Question

Let V=R. For u,v∈V and α∈R define vector addition by u⊕v=u+v−1 and scalar multiplication by α⊙u=αu−α+1. Verify that V with the operations ⊕ and ⊙ is a vector space. Hint: you need to identify the zero vector

0
​
and the additive inverse ⊖u of u and verify that the eight conditions hold. For example associativity of scalar multiplication holds since for α,β∈R and v∈V we have
α⊙(β⊙u)
​

=α⊙(βu−β+1)
=α(βu−β+1)−α+1
=αβu−αβ+1
=(αβ)⊙u
​

Answer 1

To verify that V with the operations ⊕ and ⊙ is a vector space, we need to show that it satisfies the eight conditions of a vector space. The conditions include existence of a zero vector, existence of an additive inverse, commutativity and associativity of vector addition, distributivity of scalar multiplication, compatibility of scalar multiplication with field multiplication, and identity element of scalar multiplication. By showing that all eight conditions are satisfied, we can conclude that V with the operations ⊕ and ⊙ is a vector space.

Step-by-step explanation:

To verify that V with the operations ⊕ and ⊙ is a vector space, we need to show that it satisfies the eight conditions of a vector space.
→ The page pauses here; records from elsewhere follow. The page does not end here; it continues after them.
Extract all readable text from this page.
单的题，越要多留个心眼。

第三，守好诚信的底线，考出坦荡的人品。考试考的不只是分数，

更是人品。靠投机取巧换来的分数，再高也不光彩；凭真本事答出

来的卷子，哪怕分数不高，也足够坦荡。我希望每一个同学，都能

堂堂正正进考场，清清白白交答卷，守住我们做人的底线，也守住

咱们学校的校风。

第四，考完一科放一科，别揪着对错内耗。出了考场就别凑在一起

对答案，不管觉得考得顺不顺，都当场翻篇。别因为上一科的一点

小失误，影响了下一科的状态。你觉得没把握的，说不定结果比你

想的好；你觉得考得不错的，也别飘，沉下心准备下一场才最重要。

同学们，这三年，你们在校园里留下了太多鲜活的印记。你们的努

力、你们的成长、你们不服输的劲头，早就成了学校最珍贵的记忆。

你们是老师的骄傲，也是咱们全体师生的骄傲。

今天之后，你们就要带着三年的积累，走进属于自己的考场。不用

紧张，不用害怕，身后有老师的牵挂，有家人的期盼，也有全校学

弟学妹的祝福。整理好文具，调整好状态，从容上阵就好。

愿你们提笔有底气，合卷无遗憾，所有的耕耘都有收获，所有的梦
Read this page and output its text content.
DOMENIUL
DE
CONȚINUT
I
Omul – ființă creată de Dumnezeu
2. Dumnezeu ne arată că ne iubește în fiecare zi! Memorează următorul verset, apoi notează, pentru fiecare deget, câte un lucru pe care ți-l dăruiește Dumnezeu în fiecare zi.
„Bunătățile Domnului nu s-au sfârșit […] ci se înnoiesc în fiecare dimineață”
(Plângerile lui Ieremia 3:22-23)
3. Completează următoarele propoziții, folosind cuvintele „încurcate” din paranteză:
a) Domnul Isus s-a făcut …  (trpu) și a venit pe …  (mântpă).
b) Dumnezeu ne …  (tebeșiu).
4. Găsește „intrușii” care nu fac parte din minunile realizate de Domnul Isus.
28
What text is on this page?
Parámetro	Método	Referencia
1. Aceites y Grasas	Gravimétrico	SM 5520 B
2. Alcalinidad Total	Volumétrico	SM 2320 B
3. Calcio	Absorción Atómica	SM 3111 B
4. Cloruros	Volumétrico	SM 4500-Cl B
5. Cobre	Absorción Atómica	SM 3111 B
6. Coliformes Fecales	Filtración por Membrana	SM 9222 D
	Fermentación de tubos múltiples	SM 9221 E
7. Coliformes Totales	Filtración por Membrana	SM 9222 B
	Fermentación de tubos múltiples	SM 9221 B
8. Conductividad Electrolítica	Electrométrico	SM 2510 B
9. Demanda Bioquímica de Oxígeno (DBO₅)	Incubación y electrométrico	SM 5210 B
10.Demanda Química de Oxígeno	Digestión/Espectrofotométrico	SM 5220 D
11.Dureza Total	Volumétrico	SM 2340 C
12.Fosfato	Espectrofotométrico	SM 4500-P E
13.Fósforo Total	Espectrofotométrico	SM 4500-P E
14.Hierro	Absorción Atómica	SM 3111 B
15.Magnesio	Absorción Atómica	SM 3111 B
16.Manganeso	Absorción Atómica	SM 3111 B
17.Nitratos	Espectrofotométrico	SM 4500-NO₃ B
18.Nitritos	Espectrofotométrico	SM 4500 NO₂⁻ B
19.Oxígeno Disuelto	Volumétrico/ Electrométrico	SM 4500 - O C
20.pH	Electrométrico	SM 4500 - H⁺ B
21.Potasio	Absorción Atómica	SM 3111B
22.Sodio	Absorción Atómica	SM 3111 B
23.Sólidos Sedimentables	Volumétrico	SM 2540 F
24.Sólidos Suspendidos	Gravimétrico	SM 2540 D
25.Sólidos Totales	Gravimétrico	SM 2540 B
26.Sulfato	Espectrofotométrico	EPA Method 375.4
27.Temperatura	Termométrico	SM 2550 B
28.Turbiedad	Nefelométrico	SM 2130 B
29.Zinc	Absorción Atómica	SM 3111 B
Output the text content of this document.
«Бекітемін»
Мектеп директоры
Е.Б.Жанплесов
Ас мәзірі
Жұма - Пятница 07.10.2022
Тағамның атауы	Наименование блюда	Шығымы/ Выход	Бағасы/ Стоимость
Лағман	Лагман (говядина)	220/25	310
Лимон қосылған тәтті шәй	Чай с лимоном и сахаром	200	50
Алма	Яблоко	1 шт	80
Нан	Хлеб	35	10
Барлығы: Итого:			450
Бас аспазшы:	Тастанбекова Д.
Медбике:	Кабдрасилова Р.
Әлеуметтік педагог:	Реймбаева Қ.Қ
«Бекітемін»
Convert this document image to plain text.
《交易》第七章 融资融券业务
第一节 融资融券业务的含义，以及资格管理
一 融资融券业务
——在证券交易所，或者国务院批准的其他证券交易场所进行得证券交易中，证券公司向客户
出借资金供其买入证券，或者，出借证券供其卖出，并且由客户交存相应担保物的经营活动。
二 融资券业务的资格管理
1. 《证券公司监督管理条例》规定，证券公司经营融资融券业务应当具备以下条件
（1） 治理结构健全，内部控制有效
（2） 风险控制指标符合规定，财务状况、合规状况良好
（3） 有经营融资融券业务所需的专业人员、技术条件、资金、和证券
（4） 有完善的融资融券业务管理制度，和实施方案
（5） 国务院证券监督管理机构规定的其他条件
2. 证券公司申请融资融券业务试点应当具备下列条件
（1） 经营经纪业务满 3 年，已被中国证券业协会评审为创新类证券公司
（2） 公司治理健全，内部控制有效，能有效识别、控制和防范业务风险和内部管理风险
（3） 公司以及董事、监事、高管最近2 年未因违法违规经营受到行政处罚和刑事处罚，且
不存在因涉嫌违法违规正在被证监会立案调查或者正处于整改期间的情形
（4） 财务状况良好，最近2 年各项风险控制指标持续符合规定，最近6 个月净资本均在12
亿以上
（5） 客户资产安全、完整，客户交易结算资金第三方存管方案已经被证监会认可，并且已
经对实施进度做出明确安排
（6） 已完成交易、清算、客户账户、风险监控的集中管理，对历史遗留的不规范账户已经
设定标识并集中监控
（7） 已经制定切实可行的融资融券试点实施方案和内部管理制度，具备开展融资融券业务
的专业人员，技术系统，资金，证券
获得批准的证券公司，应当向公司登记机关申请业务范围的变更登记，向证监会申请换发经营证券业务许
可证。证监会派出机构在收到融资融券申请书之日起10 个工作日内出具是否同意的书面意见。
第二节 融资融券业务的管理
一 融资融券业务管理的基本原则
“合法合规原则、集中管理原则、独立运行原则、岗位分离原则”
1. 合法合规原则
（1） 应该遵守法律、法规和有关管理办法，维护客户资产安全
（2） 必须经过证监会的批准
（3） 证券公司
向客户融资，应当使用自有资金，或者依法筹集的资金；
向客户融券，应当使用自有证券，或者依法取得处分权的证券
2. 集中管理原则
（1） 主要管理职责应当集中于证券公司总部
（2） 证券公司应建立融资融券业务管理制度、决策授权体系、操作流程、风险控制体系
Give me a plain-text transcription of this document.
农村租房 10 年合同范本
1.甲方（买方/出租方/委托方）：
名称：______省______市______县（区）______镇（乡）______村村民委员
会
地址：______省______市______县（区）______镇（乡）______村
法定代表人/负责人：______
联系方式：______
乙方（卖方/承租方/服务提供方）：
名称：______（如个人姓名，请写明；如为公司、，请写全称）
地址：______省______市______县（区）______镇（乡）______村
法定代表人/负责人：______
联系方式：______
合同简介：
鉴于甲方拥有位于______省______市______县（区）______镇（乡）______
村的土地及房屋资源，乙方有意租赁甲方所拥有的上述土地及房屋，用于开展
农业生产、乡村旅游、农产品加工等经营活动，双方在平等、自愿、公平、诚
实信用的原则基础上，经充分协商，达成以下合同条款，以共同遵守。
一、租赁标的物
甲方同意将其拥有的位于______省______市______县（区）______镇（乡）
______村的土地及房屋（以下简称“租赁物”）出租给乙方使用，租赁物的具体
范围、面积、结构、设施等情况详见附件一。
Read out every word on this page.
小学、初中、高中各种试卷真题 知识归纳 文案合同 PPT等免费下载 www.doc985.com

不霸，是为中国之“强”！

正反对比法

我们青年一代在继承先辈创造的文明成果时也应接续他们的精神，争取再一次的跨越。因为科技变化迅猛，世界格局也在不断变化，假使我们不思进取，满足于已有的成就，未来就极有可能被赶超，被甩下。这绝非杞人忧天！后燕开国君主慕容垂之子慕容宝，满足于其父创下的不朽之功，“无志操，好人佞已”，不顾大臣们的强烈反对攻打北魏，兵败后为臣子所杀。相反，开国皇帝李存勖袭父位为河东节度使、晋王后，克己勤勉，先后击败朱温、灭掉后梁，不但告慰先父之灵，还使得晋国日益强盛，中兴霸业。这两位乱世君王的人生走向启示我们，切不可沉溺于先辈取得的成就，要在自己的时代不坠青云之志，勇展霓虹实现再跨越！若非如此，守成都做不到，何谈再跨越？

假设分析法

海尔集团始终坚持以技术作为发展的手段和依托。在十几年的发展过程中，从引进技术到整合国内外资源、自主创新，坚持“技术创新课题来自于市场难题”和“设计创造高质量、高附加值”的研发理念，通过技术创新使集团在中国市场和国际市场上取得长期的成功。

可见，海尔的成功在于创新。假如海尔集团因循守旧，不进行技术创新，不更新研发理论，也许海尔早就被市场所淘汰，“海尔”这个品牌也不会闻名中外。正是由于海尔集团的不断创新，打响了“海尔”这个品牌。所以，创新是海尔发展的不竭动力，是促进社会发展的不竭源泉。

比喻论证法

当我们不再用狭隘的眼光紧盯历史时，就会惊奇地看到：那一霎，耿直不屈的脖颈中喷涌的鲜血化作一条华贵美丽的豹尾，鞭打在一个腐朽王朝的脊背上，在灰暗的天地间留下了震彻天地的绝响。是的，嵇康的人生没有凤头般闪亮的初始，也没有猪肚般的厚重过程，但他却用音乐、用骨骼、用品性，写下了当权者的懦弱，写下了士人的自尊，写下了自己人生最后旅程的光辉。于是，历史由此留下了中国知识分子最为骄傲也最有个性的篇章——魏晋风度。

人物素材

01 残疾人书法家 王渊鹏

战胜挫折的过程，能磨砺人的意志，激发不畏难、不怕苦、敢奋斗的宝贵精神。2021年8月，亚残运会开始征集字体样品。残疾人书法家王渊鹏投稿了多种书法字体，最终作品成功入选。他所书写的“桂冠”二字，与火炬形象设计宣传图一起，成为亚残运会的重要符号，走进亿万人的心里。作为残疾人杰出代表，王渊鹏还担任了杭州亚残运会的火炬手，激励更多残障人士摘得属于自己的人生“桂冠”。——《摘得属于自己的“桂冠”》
1. Existence of a zero vector: For any v∈V, we have v ⊕ 0 = v + 0 - 1 = v - 1 + 1 - 1 = v. So, 0 is the zero vector.
2. Existence of an additive inverse: For any v∈V, we have v ⊕ ⊖v = v + ⊖v - 1 = v - v - 1 = -1, which is a scalar multiple of the zero vector.
3. Commutativity of vector addition: For any u,v∈V, we have u ⊕ v = u + v - 1 and v ⊕ u = v + u - 1. Since addition of real numbers is commutative, u + v = v + u, and therefore u ⊕ v = v ⊕ u.
4. Associativity of vector addition: For any u,v,w∈V, we have (u ⊕ v) ⊕ w = (u + v - 1) ⊕ w = (u + v - 1) + w - 1 = u + (v + w) - 2 = u ⊕ (v ⊕ w).
5. Distributivity of scalar multiplication with respect to vector addition: For any α∈R and u,v∈V, we have α ⊙ (u ⊕ v) = α ⊙ (u + v - 1) = α(u + v - 1) - α + 1 = αu + αv - α - α + 1 = (α ⊙ u) ⊕ (α ⊙ v).
6. Distributivity of scalar multiplication with respect to scalar addition: For any α,β∈R and u∈V, we have (α + β) ⊙ u = (α + β)u - (α + β) + 1 = αu - α + 1 + βu - β + 1 = (α ⊙ u) ⊕ (β ⊙ u).
7. Compatibility of scalar multiplication with field multiplication: For any α,β∈R and u∈V, we have (αβ) ⊙ u = (αβ)u - αβ + 1 = α(βu - β + 1) - α + 1 = α ⊙ (β ⊙ u).
8. Identity element of scalar multiplication: For any u∈V, we have 1 ⊙ u = 1u - 1 + 1 = u - 1 + 1 = u.

Since all eight conditions hold, we can conclude that V with the operations ⊕ and ⊙ is a vector space.